A sa création le 1er juillet 1991, le Soli est présenté par le chancelier Helmut Kohl (CDU) comme une taxe temporaire au service de la réunification allemande. Les infrastructures de transports, les réseaux d’eau et d’électricité ou encore les bâtiments n’ont été ni entretenus, ni déployés par le régime communiste. L’ex-RDA doit rattraper ce retard grâce au Soli et autres aides publiques. Elle n’est pas en mesure d’autofinancer son développement, notamment en raison des effets dévastateurs de la réunification sur son économie. En 1990, le taux de change Est-Ouest revient en pratique à une réévaluation de plus de 300% du mark-Est. « Un véritable big bang monétaire qui aurait suffit à mettre en difficulté n’importe quelle économie », selon l’économiste Bernd Zielinski, dans son article « L’unification économique de l’Allemagne en 1990 » (revue Vingtième Siècle).
A l’Est, la réunification provoque une désindustrialisation de masse. La faillite des entreprises locales concurrencées par celles de l’Ouest met au chômage des milliers d’Ostis (habitants de l’ex-RDA). L’augmentation des salaires à l’Est, supposée limiter l’émigration vers l’Ouest, s’avère contre-productive car elle réduit encore la compétitivité des entreprises est-allemandes. Au deuxième semestre 1990, le PIB de l’Allemagne de l’Est perd 25%. Un an plus tard, il tombe à 60% de son niveau réel de 1989. Un tiers moins élevé que les suppositions des services secrets américains avant la chute du mur.
A l’Ouest, les “Wessis” récoltent les fruits de l’unification. “L’argent transféré a en fait été recyclé dans l’économie ouest-allemande”, décrit Andreas Körner, conseiller municipal (SPD) de Leipzig. “C’est grâce à la reconstruction de l’économie est-allemande que l’Allemagne n’a pas sombré dans la récession dès 1990 comme les autres pays industrialisés”, poursuit-il. Le marché est-allemand se transforme en précieux débouché pour les entreprises de l’ex-RFA.
79% des Allemands contre la prolongation du Soli
Un quart de siècle plus tard, 79 % des Allemands pensent que le Soli devrait être aboli comme prévu en 2019. C’est le résultat d’un sondage de juin 2016 mené par la Fédération des contribuables (Bund der Steuerzahler).

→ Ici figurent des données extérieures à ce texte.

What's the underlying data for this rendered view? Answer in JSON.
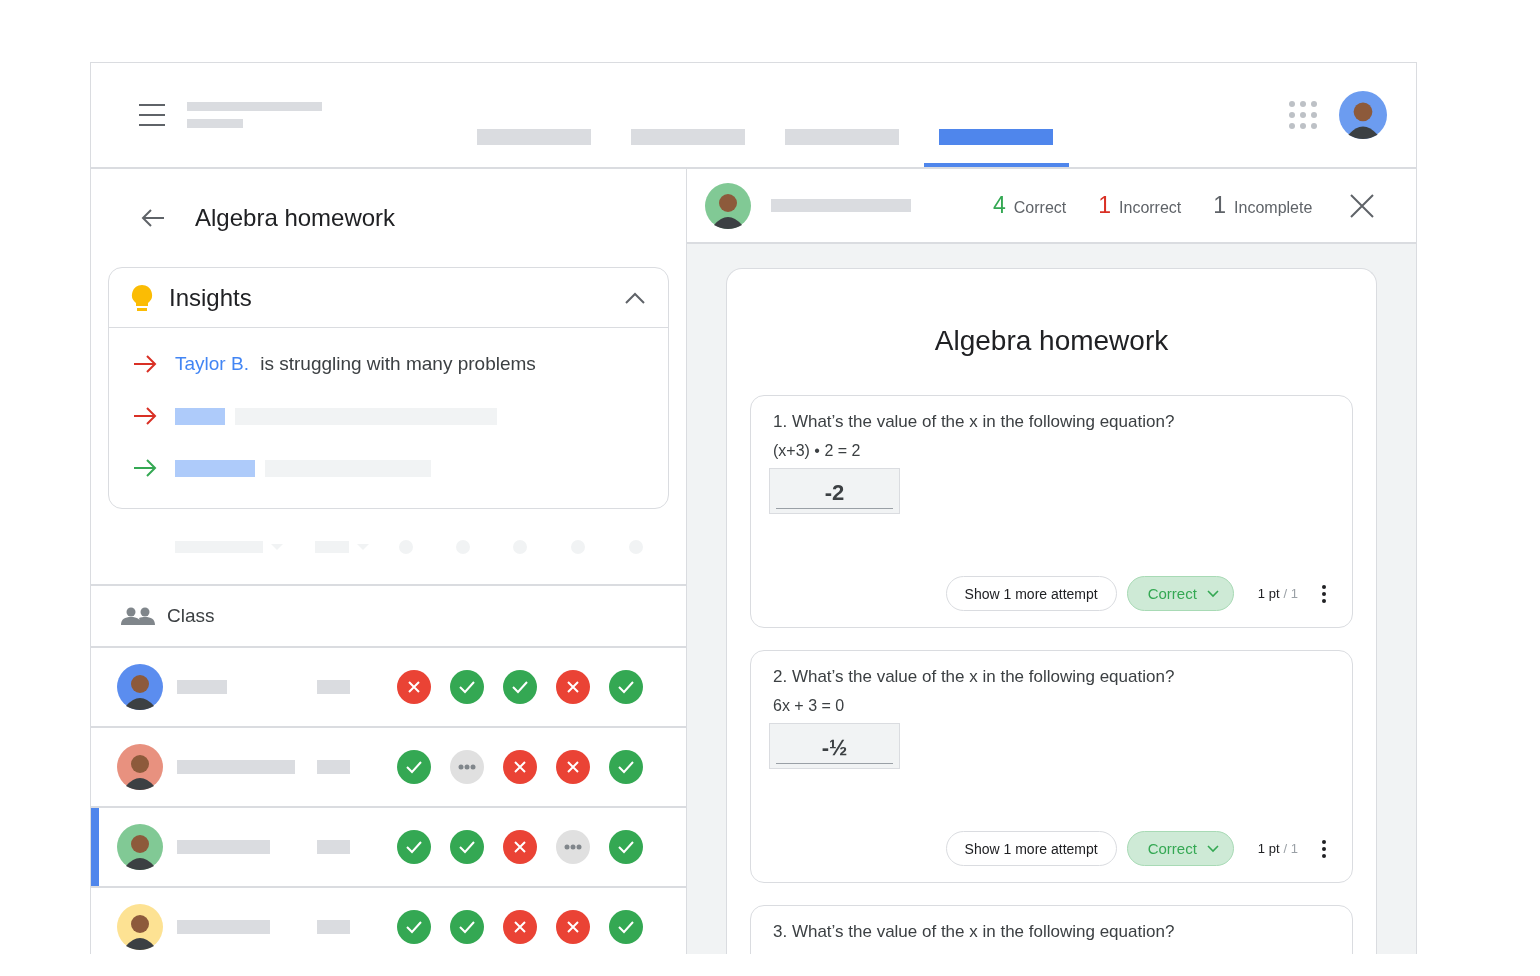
{
  "header": {
    "tabs": [
      {
        "selected": false
      },
      {
        "selected": false
      },
      {
        "selected": false
      },
      {
        "selected": true
      }
    ]
  },
  "assignment": {
    "title": "Algebra homework"
  },
  "insights": {
    "title": "Insights",
    "expanded": true,
    "items": [
      {
        "kind": "text",
        "color": "#d93025",
        "link": "Taylor B.",
        "text": "is struggling with many problems"
      },
      {
        "kind": "placeholder",
        "color": "#d93025"
      },
      {
        "kind": "placeholder",
        "color": "#34a853"
      }
    ]
  },
  "class": {
    "title": "Class",
    "students": [
      {
        "color": "#5b8def",
        "selected": false,
        "results": [
          {
            "kind": "incorrect"
          },
          {
            "kind": "correct"
          },
          {
            "kind": "correct"
          },
          {
            "kind": "incorrect"
          },
          {
            "kind": "correct"
          }
        ]
      },
      {
        "color": "#e8917f",
        "selected": false,
        "results": [
          {
            "kind": "correct"
          },
          {
            "kind": "incomplete"
          },
          {
            "kind": "incorrect"
          },
          {
            "kind": "incorrect"
          },
          {
            "kind": "correct"
          }
        ]
      },
      {
        "color": "#81c995",
        "selected": true,
        "results": [
          {
            "kind": "correct"
          },
          {
            "kind": "correct"
          },
          {
            "kind": "incorrect"
          },
          {
            "kind": "incomplete"
          },
          {
            "kind": "correct"
          }
        ]
      },
      {
        "color": "#fde293",
        "selected": false,
        "results": [
          {
            "kind": "correct"
          },
          {
            "kind": "correct"
          },
          {
            "kind": "incorrect"
          },
          {
            "kind": "incorrect"
          },
          {
            "kind": "correct"
          }
        ]
      }
    ]
  },
  "student_panel": {
    "stats": [
      {
        "count": "4",
        "label": "Correct",
        "color": "#34a853"
      },
      {
        "count": "1",
        "label": "Incorrect",
        "color": "#d93025"
      },
      {
        "count": "1",
        "label": "Incomplete",
        "color": "#5f6368"
      }
    ],
    "title": "Algebra homework",
    "questions": [
      {
        "question": "1. What’s the value of the x in the following equation?",
        "equation": "(x+3) • 2 = 2",
        "answer": "-2",
        "attempt_button": "Show 1 more attempt",
        "grade": "Correct",
        "points": "1 pt",
        "max": "/ 1"
      },
      {
        "question": "2. What’s the value of the x in the following equation?",
        "equation": "6x + 3 = 0",
        "answer": "-½",
        "attempt_button": "Show 1 more attempt",
        "grade": "Correct",
        "points": "1 pt",
        "max": "/ 1"
      },
      {
        "question": "3. What’s the value of the x in the following equation?"
      }
    ]
  }
}
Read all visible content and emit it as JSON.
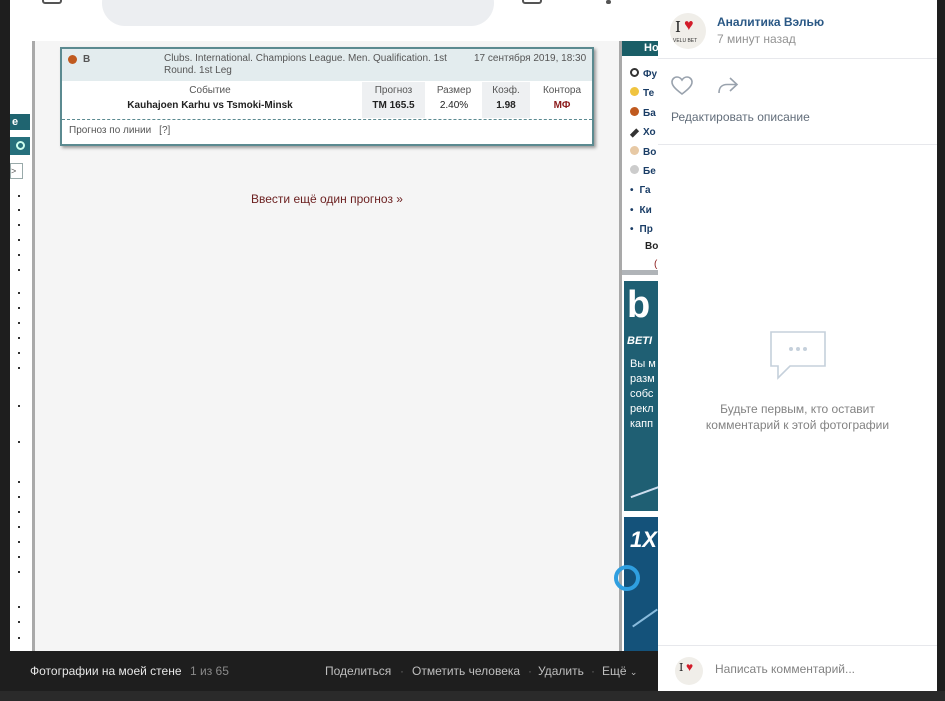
{
  "photo": {
    "left_sidebar": {
      "tab_label": "e",
      "box_label": ">"
    },
    "card": {
      "head_label": "В",
      "league": "Clubs. International. Champions League. Men. Qualification. 1st Round. 1st Leg",
      "date": "17 сентября 2019, 18:30",
      "columns": [
        "Событие",
        "Прогноз",
        "Размер",
        "Коэф.",
        "Контора"
      ],
      "event": "Kauhajoen Karhu vs Tsmoki-Minsk",
      "forecast": "ТМ 165.5",
      "size": "2.40%",
      "coef": "1.98",
      "bookmaker": "МФ",
      "footer": "Прогноз по линии",
      "footer_q": "[?]"
    },
    "link": "Ввести ещё один прогноз »",
    "right_sidebar": {
      "head": "Но",
      "items": [
        "Фу",
        "Те",
        "Ба",
        "Хо",
        "Во",
        "Бе"
      ],
      "bullets": [
        "Га",
        "Ки",
        "Пр"
      ],
      "extra": "Во",
      "extra2": "(",
      "banner1_big": "b",
      "banner1_sub": "BETI",
      "banner1_text": [
        "Вы м",
        "разм",
        "собс",
        "рекл",
        "капп"
      ],
      "banner2_big": "1X"
    }
  },
  "bottombar": {
    "title": "Фотографии на моей стене",
    "counter": "1 из 65",
    "share": "Поделиться",
    "tag": "Отметить человека",
    "delete": "Удалить",
    "more": "Ещё",
    "sep": "·"
  },
  "panel": {
    "author": "Аналитика Вэлью",
    "time": "7 минут назад",
    "edit_desc": "Редактировать описание",
    "empty_line1": "Будьте первым, кто оставит",
    "empty_line2": "комментарий к этой фотографии",
    "comment_placeholder": "Написать комментарий...",
    "avatar_text_top": "I",
    "avatar_text_bottom": "VELU BET"
  },
  "colors": {
    "accent": "#2a5885",
    "card_border": "#5b8a90",
    "link": "#6b1f1f",
    "bookmaker": "#8b1a1a"
  }
}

En 2017, la position de la gauche, pro-Soli, est peu porteuse électoralement et s’oppose à celle de la CDU/CSU au pouvoir. Le parti de la chancelière Angela Merkel veut réduire progressivement le taux de cette taxe à partir de 2019. Les discussions sont en cours mais le 0% pourrait être prévu pour 2030.
Les citoyens constatent que des villes ouest-allemandes restent délabrées. Les autorités ont par exemple attendu que le pont entre Leverkusen et Cologne atteigne un stade de vétusté dangereux pour les usagers avant d’ordonner sa rénovation, il y a trois ans. L’ampleur des travaux a paralysé le trafic routier aux abords de ce fief du chimiste Bayer. Les citoyens sont également nombreux à penser que les régions de l’Ouest frappées par la désindustrialisation sont handicapées par leur solidarité envers l’Est. La Ruhr n’est pas épargnée. En 2012, seules 8 communes sur 400 y affichaient des finances à l’équilibre. A Oberhausen, le géant de l’industrie mécanique Babcock-Borsig a fait faillite en 2002. A Essen, en 2009, c’était au tour du spécialiste du commerce de détail Arcandor. A Duisbourg, l’aciériste Thyssenkrupp a frôlé la déroute en 2011 et reste fragile. Dans la région, certains établissements culturels tels que les bibliothèques ou les théâtres sont privés de financements publics et ferment.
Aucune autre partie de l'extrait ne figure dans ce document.